Carlson, a 35-year-old bow-tie-sporting commentator for CNN, certainly will be provocative; the show's tag line is "Fearless television!" His commentary for a test show, taped last week at the suburban Washington, D.C., studios of WETA, took on the Democratic Party's sexual orientation-based quotas for its national convention delegates. Carlson referred to them as "a new affirmative action plan for gays, lesbians and cross-dressers."

He made fun of preservationists who fret that Wal-Mart is endangering Vermont quaintness. And he teased his interview with Indian evangelist Dr. K.A. Paul as a talk with the "spiritual advisor to the scum of the Earth." (That part likely won't ever air on TV, producers said.) "He's willfully non-P.C.," said Dalton Delan, WETA's executive vice president and chief programmer.

For The Record
Los Angeles Times Saturday June 19, 2004 Home Edition Main News Part A Page 2 National Desk 1 inches; 45 words Type of Material: Correction
"Unfiltered" -- In Friday's Calendar section article about Tucker Carlson's new PBS show "Unfiltered," the political commentator was quoted as saying "transgender is a man who wears women's clothing." He had referred to "the meaning of a transgender as a man who wears women's clothes."

And he will make some noise with his first guest, Kenneth Starr, the former independent counsel who investigated Whitewater and is a central target of hard criticism by former President Clinton as he promotes his autobiography, out next week.

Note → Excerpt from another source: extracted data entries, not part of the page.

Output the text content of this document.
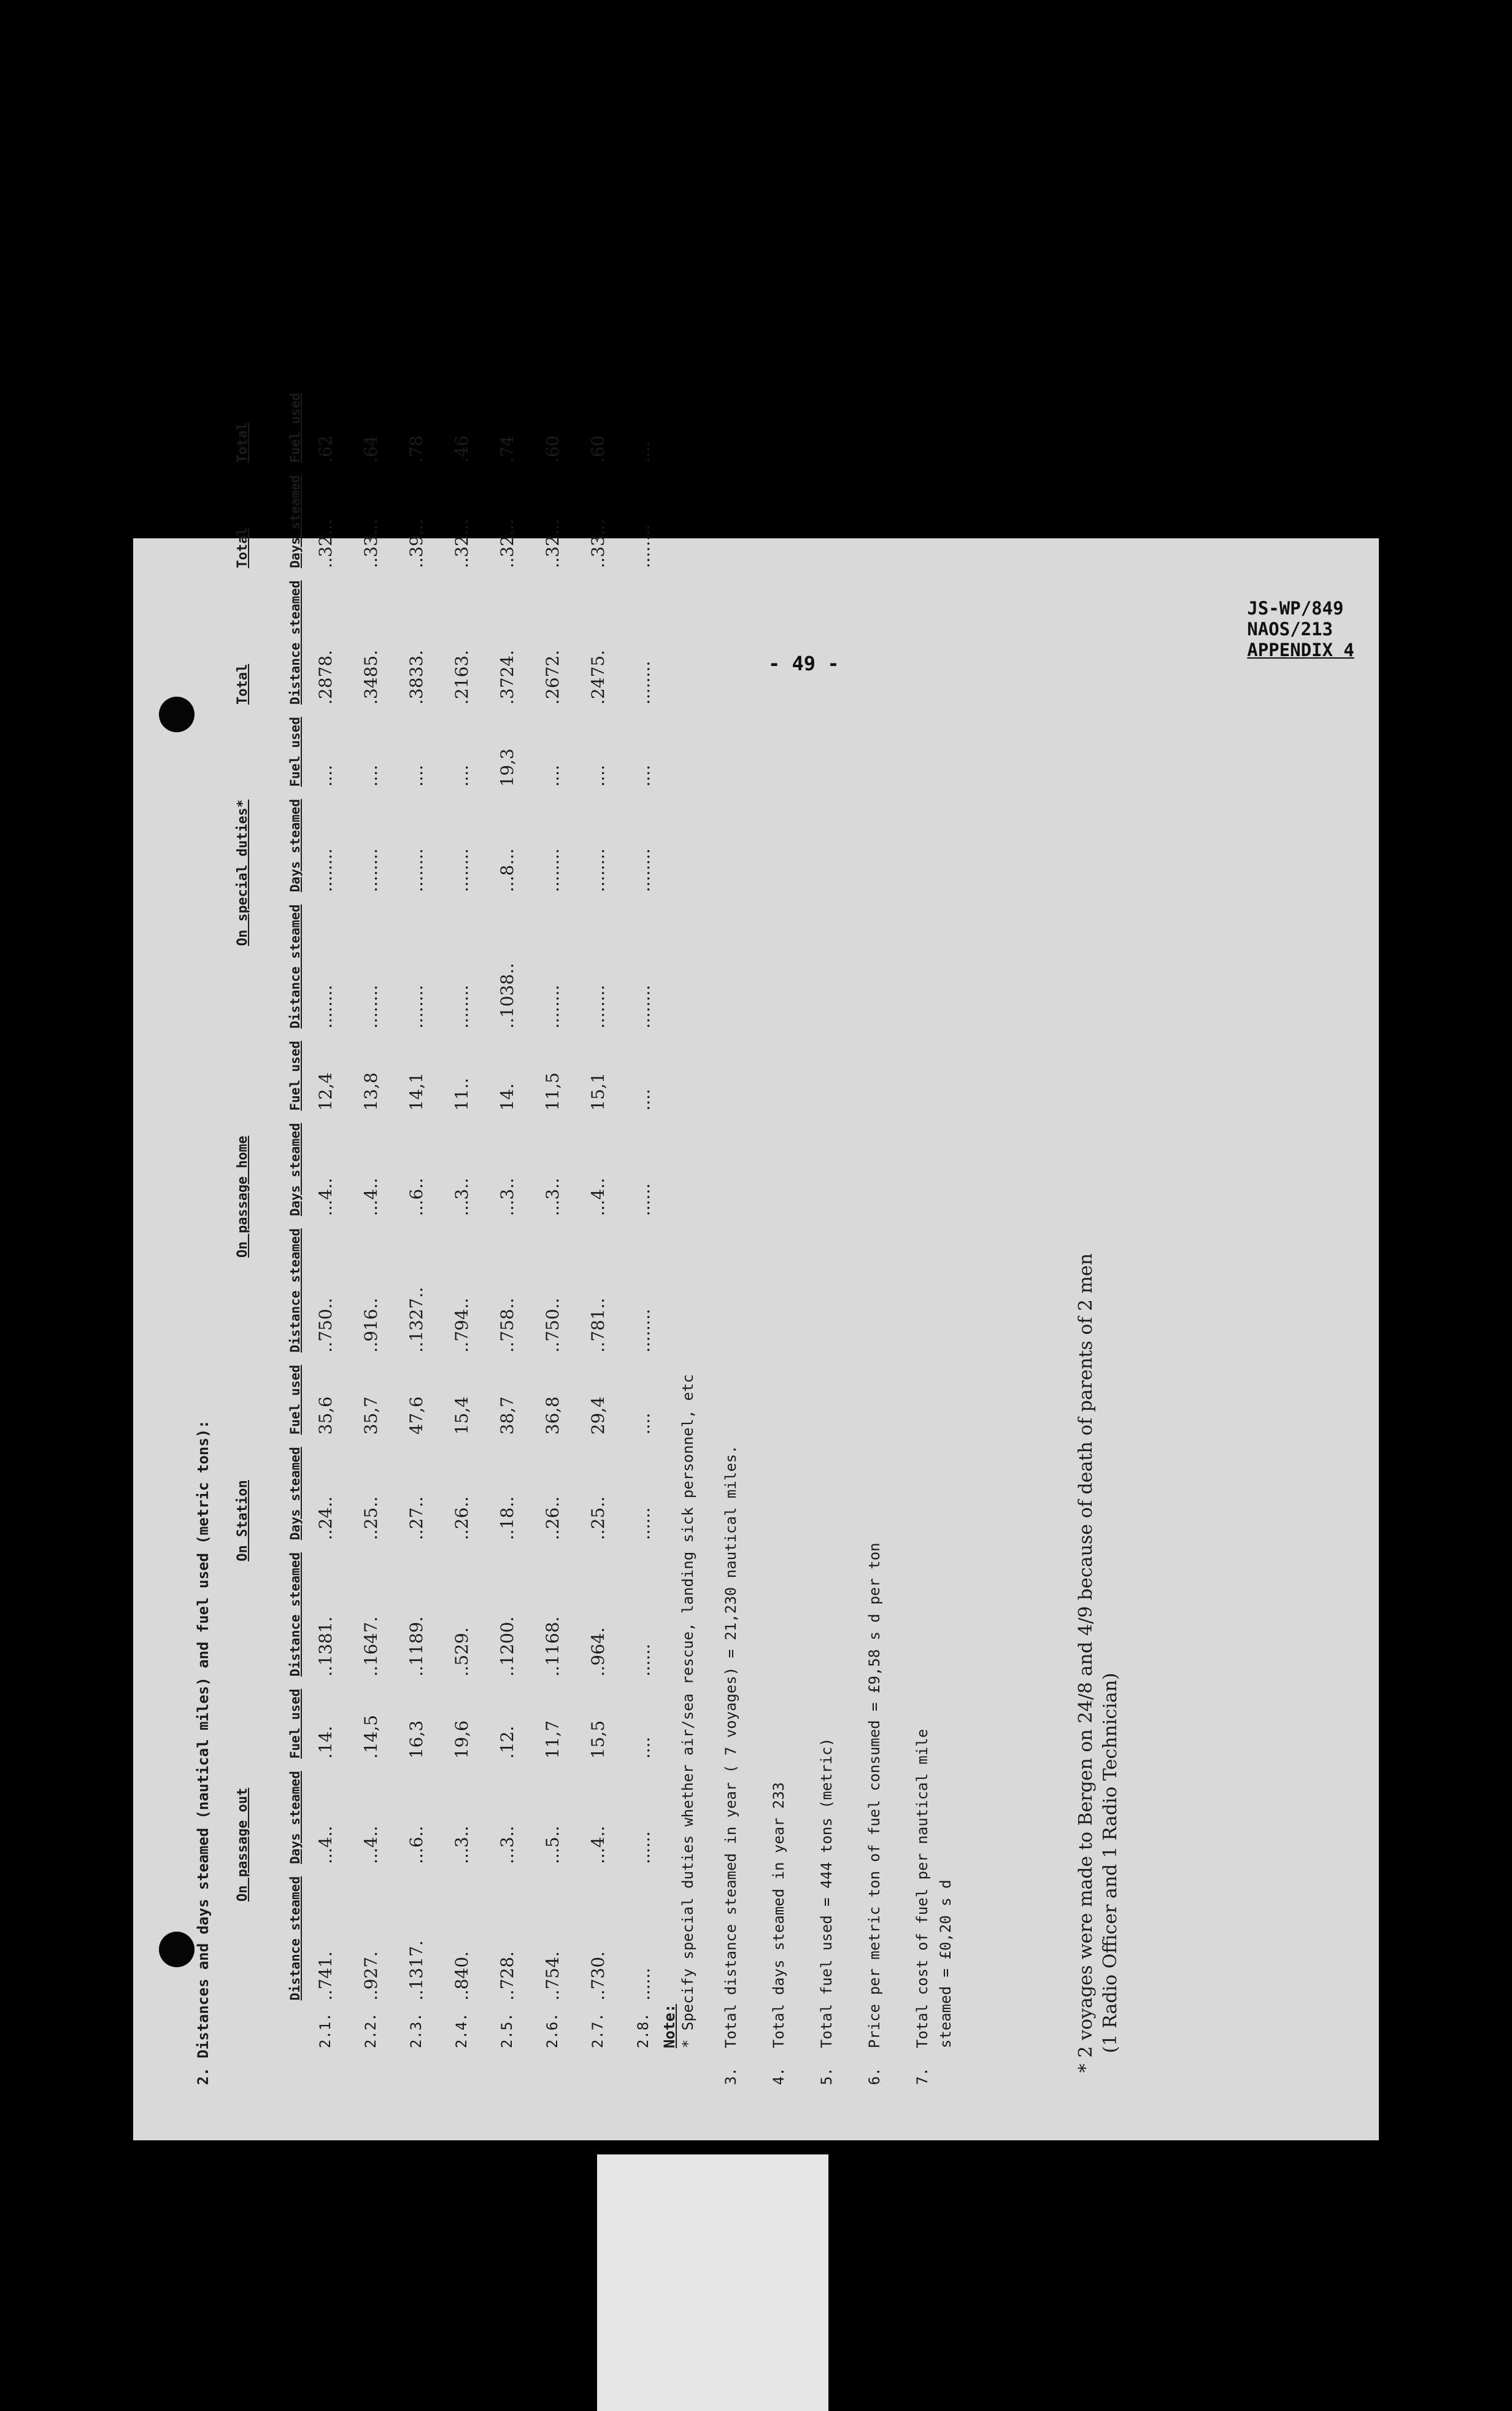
JS-WP/849
NAOS/213
APPENDIX 4
- 49 -
2. Distances and days steamed (nautical miles) and fuel used (metric tons):
	On passage out			On Station			On passage home			On special duties*			Total	Total	Total
	Distance steamed	Days steamed	Fuel used	Distance steamed	Days steamed	Fuel used	Distance steamed	Days steamed	Fuel used	Distance steamed	Days steamed	Fuel used	Distance steamed	Days steamed	Fuel used
2.1.	..741.	...4..	.14.	..1381.	..24..	35,6	..750..	...4..	12,4	........	........	....	.2878.	..32...	.62
2.2.	..927.	...4..	.14,5	..1647.	..25..	35,7	..916..	...4..	13,8	........	........	....	.3485.	..33...	.64
2.3.	..1317.	...6..	16,3	..1189.	..27..	47,6	..1327..	...6..	14,1	........	........	....	.3833.	..39...	.78
2.4.	..840.	...3..	19,6	..529.	..26..	15,4	..794..	...3..	11..	........	........	....	.2163.	..32...	.46
2.5.	..728.	...3..	.12.	..1200.	..18..	38,7	..758..	...3..	14.	..1038..	...8...	19,3	.3724.	..32...	.74
2.6.	..754.	...5..	11,7	..1168.	..26..	36,8	..750..	...3..	11,5	........	........	....	.2672.	..32...	.60
2.7.	..730.	...4..	15,5	..964.	..25..	29,4	..781..	...4..	15,1	........	........	....	.2475.	..33...	.60
2.8.	......	......	....	......	......	....	........	......	....	........	........	....	........	........	....
Note: * Specify special duties whether air/sea rescue, landing sick personnel, etc
3.
Total distance steamed in year ( 7 voyages) = 21,230 nautical miles.
4.
Total days steamed in year 233
5.
Total fuel used = 444 tons (metric)
6.
Price per metric ton of fuel consumed = £9,58 s d per ton
7.
Total cost of fuel per nautical mile steamed = £0,20 s d	* 2 voyages were made to Bergen on 24/8 and 4/9 because of death of parents of 2 men (1 Radio Officer and 1 Radio Technician)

But those who are expecting a cookie-cutter conservative with predictable views -- as Carlson seems when he locks horns with liberal Paul Begala on CNN's daily political debate show "Crossfire" -- are in for a rude surprise. He has turned against the Iraq war. Many conservatives don't even like him, perhaps because he's not so keen on President Bush. "Do you think that George W. Bush believes anything at all?" he queried one guest on the test show, making the contrast to Ronald Reagan, who "I would have voted for ... had I been old enough."

"Unfiltered" clearly is striving for more of a cool late-night hang-out feel than the bare-bones look of most drab public affairs shows. In PBS' search for a new public affairs show, Carlson beat out a TV version of KCRW-FM's weekly debate program "Left, Right and Center" and another that would have been hosted by writer and former CNN chairman Walter Isaacson. Charges of liberal bias at PBS have been made for years. But PBS was moved to action after coming under particularly intense criticism from members of Congress and others over Bill Moyers' 2-year-old Friday-night "Now." That show often includes a liberal commentary from the veteran public television figure. Dispirited at having become the poster boy for allegations of liberal bias at PBS, Moyers has announced he will step down in late fall.

Moyers' show, which launched post-Sept. 11, 2001, wasn't conceived as a political mouthpiece but as a place for public debate of issues that arose in the aftermath of the attacks and the war on terror. With Carlson, public television is taking an even bigger step into the new media world of highly politicized public affairs programming, as seen mostly on cable news networks.

Unlike Moyers' show, Carlson's is getting precious production money from the Corporation for Public Broadcasting, which has inflamed many in the public television system. They are also unhappy that PBS gave the gig to someone who already has a daily forum on CNN. The Corporation for Public Broadcasting is also expected to kick in funding for another weekly public affairs show, this one hosted by Paul Gigot, editor of the Wall Street Journal's conservative editorial page, and his staff. That program is hoping for a fall launch.

Carlson, tanned from a trip to Venice, Italy, said that he was disappointed by a recent Moyers attack on him in the New Yorker. "I just can't imagine myself making sweeping generalizations about large groups of people," Carlson said.

For one, he said, he's not so easily pegged politically. Summing up his politics, Carlson said: "I'm far more conservative than Bush on a number of issues -- like abortion. I'm not a liberal, I'm not a moderate, at all. But nor am I partisan. I'm not interested in political parties. I'm interested in ideas.... I have no loyalties except to what I think is true, period."